In his latest post on Substack, Michael Burry highlighted how the collapse of cryptocurrencies has forced institutional investors and corporate treasury managers to seek liquidity elsewhere. His analysis suggests that up to a billion dollars in gold and silver were sold at the end of last month, coinciding with the crypto downturn. Burry believes that the rapid decline prompted portfolio managers to reduce risk by liquidating profitable positions in tokenized metal futures.

Meanwhile, Bitcoin experienced a significant contraction, briefly falling below $73,000, down 40% from its recent highs. Currently, the price is around $67,360, with a daily change of -1.46%. This movement has exposed the structural vulnerabilities of the world’s largest cryptocurrency.

The fragile fundamentals of Bitcoin in Michael Burry’s analysis

Michael Burry firmly argues that Bitcoin lacks the characteristics necessary to serve as a safe digital refuge or a credible alternative to traditional gold. According to his reasoning, there are no organic or network-utilization reasons that could halt its price decline. The absence of intrinsic, lasting value is, in his view, the real structural problem.

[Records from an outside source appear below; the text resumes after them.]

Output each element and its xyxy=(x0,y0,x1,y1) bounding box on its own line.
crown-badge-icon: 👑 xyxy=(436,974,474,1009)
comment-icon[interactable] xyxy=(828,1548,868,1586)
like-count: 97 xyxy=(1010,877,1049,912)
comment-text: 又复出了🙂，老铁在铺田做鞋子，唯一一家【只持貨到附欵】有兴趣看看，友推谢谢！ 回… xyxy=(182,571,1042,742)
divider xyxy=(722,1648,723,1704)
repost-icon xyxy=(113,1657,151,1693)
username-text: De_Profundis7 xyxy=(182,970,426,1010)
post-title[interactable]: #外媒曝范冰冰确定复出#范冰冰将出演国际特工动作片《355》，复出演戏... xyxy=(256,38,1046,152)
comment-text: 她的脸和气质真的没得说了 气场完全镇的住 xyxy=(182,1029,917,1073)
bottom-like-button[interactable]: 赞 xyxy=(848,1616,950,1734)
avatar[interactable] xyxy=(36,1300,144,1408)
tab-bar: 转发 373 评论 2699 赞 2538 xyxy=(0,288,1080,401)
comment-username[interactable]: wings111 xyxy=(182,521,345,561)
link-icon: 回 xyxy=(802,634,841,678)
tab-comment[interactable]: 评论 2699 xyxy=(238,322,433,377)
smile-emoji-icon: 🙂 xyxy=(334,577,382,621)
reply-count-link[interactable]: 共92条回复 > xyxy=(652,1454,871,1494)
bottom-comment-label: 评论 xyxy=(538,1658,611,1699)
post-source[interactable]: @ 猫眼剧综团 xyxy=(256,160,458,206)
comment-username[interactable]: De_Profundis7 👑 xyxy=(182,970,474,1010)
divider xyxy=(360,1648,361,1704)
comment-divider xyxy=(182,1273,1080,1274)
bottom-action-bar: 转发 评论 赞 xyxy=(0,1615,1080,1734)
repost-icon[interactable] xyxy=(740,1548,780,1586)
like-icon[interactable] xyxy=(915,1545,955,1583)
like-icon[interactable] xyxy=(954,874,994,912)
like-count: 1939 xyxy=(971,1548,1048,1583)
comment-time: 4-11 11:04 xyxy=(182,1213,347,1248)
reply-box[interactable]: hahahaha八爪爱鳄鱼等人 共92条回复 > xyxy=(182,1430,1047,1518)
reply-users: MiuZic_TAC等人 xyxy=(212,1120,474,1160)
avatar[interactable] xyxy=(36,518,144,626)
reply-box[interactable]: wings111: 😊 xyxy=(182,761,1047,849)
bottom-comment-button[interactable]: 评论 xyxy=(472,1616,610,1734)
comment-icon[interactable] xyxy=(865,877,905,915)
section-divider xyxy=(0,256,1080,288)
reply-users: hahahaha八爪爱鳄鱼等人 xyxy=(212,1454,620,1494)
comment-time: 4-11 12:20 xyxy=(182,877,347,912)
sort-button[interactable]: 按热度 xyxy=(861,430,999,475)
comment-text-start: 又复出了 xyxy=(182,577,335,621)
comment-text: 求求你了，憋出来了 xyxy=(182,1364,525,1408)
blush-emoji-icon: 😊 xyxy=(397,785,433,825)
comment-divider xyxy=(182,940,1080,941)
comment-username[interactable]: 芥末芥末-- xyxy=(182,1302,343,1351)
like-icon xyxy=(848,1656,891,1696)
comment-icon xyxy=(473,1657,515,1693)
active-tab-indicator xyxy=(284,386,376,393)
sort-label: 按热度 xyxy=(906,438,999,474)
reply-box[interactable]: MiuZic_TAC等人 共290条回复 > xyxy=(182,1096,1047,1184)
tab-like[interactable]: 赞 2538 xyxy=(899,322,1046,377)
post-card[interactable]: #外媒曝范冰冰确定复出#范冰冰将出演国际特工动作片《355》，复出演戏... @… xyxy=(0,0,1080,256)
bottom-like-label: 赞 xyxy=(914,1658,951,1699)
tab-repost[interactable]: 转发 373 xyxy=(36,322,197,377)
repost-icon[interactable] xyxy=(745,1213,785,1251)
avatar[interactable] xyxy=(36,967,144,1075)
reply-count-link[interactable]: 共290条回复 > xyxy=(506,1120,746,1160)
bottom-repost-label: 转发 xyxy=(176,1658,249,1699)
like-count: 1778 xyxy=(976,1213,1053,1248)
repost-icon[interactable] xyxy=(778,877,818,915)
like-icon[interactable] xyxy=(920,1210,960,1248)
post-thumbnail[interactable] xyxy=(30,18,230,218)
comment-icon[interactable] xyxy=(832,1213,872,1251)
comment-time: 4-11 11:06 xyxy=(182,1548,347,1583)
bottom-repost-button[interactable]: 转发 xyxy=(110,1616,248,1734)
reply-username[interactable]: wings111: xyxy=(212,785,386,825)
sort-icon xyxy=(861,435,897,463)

Furthermore, Burry dismisses the idea that recent institutional Bitcoin acquisitions can provide stable support for the price. The rally driven by the launch of spot ETFs and institutional enthusiasm is seen by the investor as a temporary speculative phenomenon rather than evidence of genuine mass adoption. In his analysis, these factors are fleeting and lack concrete foundations.

Systemic risk for companies heavily exposed to Bitcoin

One of Michael Burry’s major concerns is the impact on companies like MicroStrategy (MSTR), which have accumulated significant Bitcoin holdings. If prices continue to fall to $50,000, Burry warns, mining companies could face insolvency scenarios. The market for tokenized metal futures could also risk “collapsing into a black hole with no buyers,” leading to evaporating liquidity.

Although Burry’s bearish views have sparked intense debate in the past, his predictions have often proven to be prescient. For cryptocurrency investors, his warnings raise crucial questions about what could happen if Bitcoin’s further decline triggers a new wave of forced sales across markets.

The dynamic growth of cryptocurrencies in Latin America

While Michael Burry expresses caution about the global outlook, cryptocurrencies continue to expand rapidly in other regions. The Latin American market has seen a 60% increase in transaction volume, with forecasts reaching $730 billion by 2025. Brazil and Argentina are leading this expansion, driven by cross-border payment adoption and the growing use of stablecoins.

Stablecoins, in particular, play a crucial role in this emerging ecosystem, enabling practical use cases such as international fund transfers, receiving payments from global platforms like PayPal, and accessing financial systems beyond traditional local banking networks. This significantly contrasts with Michael Burry’s narrative about the lack of concrete utility for Bitcoin.